As the main artery of Near North, Plymouth Avenue was home to many Jewish-owned businesses that felt the heat — a detail that took on different weights across communities.

“Part of what the uprising was about was a statement about the inequality [in Near North],” said Belton, of the Twin Cities Urban League. “It wasn’t focused specifically on the Jewish community.”

But the image of burning Jewish shops didn’t lend itself to a conversation about civil rights and the systemic exploitation of Black people. Instead, the remaining Jews on Minneapolis’ North Side had had enough, and a new wave left for the suburbs.

“My generation, we were born during the Depression, we grew up during the Second World War…we finally found some peace in the 50s, and I’ll tell you, by the 60s, where it was happening on Plymouth Avenue, I think we were just kind of like, ‘oh shit,’ you know?” said Marilyn Chiat, a local Jewish historian who grew up on the North Side in the 1930s and 40s.

“I think we just didn’t have the energy,” she said. “We just wanted some peace.”

The Black community in Near North had the same wants, Belton said.

“The same fear about the uprising that impacted the Jewish community also impacted the Black community,” he said. “There were lots of Black people who also were fearful, who were uncertain, who wanted to leave.”

But blockbusting, aimed at Jews, points to the larger reality of Near North. The Black community was trapped. 

“The ability to abandon is an economic privilege,” Belton said. Jews “were leaving people who were not able to leave.”

One of the few recorded cases of blockbusting in North Minneapolis, found by Star-Lack, happened shortly after the first Plymouth Avenue unrest in 1966. Morris Klugman, head of the realty Gail Company (and then-vice president of the Twin Cities B’nai B’rith Council), put an advertisement for his business in The American Jewish World, the Twin Cities Jewish newspaper.

“Krazy Klugman will buy all the property you have for sale on the North Side,” the ad read. “Watch your neighbors sell when our signs go up.”

Some Jews, seeing the ad, complained to the Jewish Community Relations Council that it was a form of blockbusting, and executive director Samuel Scheiner called Klugman to stop the ad from running anywhere else.

Klugman would pull the ad, but not before candidly defending himself as a product of the Jewish community. A JCRC report described that “Mr. Klugman remained adamant that he was entitled to run this kind of an ad.”

“[Klugman] indicated that he had not created the situation on the North Side but that the Jewish community had created the situation for itself by having made a mass exodus from the area…therefore there was nothing wrong with an individual taking advantage of the situation.”

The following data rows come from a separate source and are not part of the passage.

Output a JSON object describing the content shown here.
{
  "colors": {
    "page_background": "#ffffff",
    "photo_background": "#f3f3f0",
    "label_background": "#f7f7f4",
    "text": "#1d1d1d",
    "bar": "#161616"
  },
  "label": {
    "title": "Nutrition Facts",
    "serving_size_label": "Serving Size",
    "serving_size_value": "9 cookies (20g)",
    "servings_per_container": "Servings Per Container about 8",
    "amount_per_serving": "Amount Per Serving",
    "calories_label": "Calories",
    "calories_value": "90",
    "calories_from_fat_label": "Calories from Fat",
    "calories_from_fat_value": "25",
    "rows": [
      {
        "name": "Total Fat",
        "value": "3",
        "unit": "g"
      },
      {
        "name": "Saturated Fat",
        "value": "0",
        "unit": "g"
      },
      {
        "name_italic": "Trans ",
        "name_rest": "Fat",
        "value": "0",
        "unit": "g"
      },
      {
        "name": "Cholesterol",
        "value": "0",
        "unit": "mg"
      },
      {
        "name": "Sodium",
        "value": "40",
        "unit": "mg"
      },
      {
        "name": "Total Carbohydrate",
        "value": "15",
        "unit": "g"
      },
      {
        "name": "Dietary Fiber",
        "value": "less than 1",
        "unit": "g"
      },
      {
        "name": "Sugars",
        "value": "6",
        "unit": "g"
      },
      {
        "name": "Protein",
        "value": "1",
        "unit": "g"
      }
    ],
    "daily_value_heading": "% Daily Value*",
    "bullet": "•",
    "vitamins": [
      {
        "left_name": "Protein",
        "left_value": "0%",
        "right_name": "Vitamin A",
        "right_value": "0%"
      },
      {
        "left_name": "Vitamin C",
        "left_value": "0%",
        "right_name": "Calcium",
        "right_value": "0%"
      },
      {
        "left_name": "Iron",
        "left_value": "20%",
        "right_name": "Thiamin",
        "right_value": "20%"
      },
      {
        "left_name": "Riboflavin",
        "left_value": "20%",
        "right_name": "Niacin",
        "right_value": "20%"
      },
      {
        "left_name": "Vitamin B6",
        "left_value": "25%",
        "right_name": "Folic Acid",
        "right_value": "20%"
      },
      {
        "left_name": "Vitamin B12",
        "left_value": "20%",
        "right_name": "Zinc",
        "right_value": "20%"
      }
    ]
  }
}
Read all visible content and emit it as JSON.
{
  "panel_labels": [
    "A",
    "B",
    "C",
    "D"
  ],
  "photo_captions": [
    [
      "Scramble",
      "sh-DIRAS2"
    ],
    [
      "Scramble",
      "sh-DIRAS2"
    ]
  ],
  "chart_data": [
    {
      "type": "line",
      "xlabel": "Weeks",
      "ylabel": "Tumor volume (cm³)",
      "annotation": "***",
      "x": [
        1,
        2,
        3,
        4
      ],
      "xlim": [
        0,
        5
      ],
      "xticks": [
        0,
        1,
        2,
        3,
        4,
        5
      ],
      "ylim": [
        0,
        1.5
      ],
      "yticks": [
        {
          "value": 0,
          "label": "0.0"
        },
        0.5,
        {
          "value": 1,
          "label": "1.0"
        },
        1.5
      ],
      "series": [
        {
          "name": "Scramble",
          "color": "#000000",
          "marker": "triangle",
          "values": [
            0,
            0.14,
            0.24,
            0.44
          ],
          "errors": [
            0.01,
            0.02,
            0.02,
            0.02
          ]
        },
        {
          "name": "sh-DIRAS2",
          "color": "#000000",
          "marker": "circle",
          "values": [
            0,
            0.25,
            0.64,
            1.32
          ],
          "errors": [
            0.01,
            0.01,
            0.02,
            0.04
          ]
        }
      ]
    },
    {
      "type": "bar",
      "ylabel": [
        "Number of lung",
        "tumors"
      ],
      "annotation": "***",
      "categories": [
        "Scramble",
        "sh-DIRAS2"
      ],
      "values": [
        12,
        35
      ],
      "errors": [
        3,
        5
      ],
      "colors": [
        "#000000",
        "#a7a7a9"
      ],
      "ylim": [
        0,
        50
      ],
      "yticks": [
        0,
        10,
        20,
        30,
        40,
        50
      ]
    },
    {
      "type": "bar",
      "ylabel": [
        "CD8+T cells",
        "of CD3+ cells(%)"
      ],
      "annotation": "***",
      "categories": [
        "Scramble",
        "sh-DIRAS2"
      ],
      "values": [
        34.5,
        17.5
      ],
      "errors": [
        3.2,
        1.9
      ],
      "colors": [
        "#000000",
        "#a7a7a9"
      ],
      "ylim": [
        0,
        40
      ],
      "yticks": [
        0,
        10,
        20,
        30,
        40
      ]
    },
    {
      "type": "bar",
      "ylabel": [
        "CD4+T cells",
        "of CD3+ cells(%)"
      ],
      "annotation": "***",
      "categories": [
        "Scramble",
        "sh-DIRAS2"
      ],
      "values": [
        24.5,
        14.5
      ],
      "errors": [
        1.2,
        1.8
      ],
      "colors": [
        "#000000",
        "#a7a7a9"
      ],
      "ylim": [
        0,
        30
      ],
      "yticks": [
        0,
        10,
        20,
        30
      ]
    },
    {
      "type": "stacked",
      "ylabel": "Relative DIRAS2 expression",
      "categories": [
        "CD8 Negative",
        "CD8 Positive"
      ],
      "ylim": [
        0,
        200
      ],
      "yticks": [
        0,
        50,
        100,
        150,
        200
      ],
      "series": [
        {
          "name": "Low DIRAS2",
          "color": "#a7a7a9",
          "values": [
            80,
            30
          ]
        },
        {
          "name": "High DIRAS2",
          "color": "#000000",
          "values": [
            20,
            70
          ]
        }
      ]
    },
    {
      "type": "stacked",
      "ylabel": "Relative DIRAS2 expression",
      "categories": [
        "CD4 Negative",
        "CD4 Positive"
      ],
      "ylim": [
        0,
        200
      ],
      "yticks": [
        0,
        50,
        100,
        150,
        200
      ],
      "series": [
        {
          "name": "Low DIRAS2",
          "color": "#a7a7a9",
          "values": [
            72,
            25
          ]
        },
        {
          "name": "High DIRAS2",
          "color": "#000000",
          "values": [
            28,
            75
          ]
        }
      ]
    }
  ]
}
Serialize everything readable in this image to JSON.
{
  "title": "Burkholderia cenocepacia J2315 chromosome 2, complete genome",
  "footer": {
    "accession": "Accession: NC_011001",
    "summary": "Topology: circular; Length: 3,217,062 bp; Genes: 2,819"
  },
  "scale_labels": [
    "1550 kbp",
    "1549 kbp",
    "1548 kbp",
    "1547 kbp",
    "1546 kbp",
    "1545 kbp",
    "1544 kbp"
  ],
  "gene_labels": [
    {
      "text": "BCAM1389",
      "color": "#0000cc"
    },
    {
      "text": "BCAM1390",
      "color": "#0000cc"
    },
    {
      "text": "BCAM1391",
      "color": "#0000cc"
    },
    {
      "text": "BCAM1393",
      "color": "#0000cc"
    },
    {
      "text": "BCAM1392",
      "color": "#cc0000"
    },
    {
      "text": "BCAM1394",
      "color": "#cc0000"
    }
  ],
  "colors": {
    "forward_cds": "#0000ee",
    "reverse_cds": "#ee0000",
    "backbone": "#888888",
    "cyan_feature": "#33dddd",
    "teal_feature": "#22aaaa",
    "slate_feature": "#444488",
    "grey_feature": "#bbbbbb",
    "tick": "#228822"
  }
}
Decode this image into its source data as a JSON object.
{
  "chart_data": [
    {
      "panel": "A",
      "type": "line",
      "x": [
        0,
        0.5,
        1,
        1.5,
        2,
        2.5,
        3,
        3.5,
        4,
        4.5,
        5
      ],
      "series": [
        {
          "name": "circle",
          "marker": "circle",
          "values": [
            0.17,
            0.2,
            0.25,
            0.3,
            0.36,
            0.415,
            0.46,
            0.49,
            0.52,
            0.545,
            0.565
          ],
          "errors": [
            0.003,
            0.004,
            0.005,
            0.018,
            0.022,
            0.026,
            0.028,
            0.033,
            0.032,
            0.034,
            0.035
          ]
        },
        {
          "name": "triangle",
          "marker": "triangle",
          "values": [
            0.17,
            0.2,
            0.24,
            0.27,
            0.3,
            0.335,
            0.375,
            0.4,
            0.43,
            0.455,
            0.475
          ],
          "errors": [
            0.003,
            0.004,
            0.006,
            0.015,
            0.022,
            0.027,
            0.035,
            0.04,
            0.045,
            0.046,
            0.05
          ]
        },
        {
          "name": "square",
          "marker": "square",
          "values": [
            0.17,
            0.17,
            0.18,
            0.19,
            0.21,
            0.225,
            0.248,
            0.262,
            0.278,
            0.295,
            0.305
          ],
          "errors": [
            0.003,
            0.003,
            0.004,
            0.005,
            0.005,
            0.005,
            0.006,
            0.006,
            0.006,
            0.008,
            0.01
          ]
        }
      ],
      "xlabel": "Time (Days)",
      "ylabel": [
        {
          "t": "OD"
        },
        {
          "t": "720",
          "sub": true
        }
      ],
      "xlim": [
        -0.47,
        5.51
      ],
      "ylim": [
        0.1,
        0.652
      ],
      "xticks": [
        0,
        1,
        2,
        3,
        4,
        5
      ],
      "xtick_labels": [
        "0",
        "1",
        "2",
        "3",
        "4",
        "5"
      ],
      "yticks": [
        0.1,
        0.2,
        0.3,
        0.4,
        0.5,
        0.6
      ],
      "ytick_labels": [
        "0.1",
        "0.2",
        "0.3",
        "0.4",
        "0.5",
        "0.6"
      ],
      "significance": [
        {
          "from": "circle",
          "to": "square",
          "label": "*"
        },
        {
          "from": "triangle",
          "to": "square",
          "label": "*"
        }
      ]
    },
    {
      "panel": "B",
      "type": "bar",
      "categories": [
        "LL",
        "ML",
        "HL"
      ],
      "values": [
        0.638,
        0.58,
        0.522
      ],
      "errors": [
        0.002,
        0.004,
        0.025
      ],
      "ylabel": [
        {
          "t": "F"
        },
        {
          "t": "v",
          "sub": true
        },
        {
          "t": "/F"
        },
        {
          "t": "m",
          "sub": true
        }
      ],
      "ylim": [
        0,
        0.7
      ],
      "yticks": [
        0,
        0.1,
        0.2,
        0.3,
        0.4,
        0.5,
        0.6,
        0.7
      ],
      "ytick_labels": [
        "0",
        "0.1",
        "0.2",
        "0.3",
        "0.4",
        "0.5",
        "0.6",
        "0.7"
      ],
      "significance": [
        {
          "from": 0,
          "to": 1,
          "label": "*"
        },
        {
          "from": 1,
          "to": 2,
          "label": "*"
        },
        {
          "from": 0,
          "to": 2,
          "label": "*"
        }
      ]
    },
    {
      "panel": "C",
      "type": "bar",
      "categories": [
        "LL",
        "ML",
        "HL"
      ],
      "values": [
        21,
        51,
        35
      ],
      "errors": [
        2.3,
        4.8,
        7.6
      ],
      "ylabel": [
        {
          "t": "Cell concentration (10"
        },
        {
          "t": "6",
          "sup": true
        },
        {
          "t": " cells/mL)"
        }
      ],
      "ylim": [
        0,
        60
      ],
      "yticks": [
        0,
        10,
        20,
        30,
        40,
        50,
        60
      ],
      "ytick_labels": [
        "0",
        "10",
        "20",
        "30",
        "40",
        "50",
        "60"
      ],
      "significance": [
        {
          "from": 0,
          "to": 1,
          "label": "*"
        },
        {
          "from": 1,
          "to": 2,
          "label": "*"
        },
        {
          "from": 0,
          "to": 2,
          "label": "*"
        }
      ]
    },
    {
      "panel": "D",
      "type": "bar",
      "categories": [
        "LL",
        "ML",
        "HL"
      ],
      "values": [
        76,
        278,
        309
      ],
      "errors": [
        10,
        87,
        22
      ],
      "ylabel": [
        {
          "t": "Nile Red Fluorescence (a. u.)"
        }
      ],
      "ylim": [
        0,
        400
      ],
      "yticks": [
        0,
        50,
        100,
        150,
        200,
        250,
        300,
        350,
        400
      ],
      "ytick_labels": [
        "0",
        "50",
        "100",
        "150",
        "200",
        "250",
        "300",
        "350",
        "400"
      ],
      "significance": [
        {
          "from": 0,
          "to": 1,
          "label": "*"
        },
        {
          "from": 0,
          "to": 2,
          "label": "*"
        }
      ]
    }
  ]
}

The Rift of Blame and Anti-Semitism

By the late 1960s, most Minneapolis-area Jews and Jewish institutions had left Near North, and accusations of Jewish real estate exploitation morphed into full-blown attacks.

In 1969, the newspaper of The Way, a Black community center in Near North established after the Plymouth Avenue unrest, published a scathing editorial.

“Just because we have seen many Jewish slumlords own the rat and roach tenements and make no attempt to make these dwellings fit for human dwelling and fight against it; we are called antisemitic,” the editorial read. “Jewish brothers, have no fear, we are not antisemitic…we will fight anyone that is or attempts to exploit the Black Community.”

But Jewish leaders had a tough time engaging with what felt, despite the denials, to be a wave of anti-Semitism. The conversation was irreconcilable. 

“We had all kinds of bitter attacks by the Blacks on ‘the Rothschilds of the North Side.’ They never said, ‘the Jews.’ It was ‘the Rothschilds,’” said Rabbi Kassel Abelson, then-rabbi of Beth El, in an interview with the St. Louis Park Oral History Project

“They were talking, ‘Every revolution has to have its bloodshed.’ I remember responding, ‘But, you’re talking about my blood and I’m not going to shed it.’ So, there were bitter exacerbated feelings that grew and were never bridged between the Jews of the North Side and the Blacks.”

Across the country, as versions of the Near North story played out in other cities, those feelings stayed unresolved.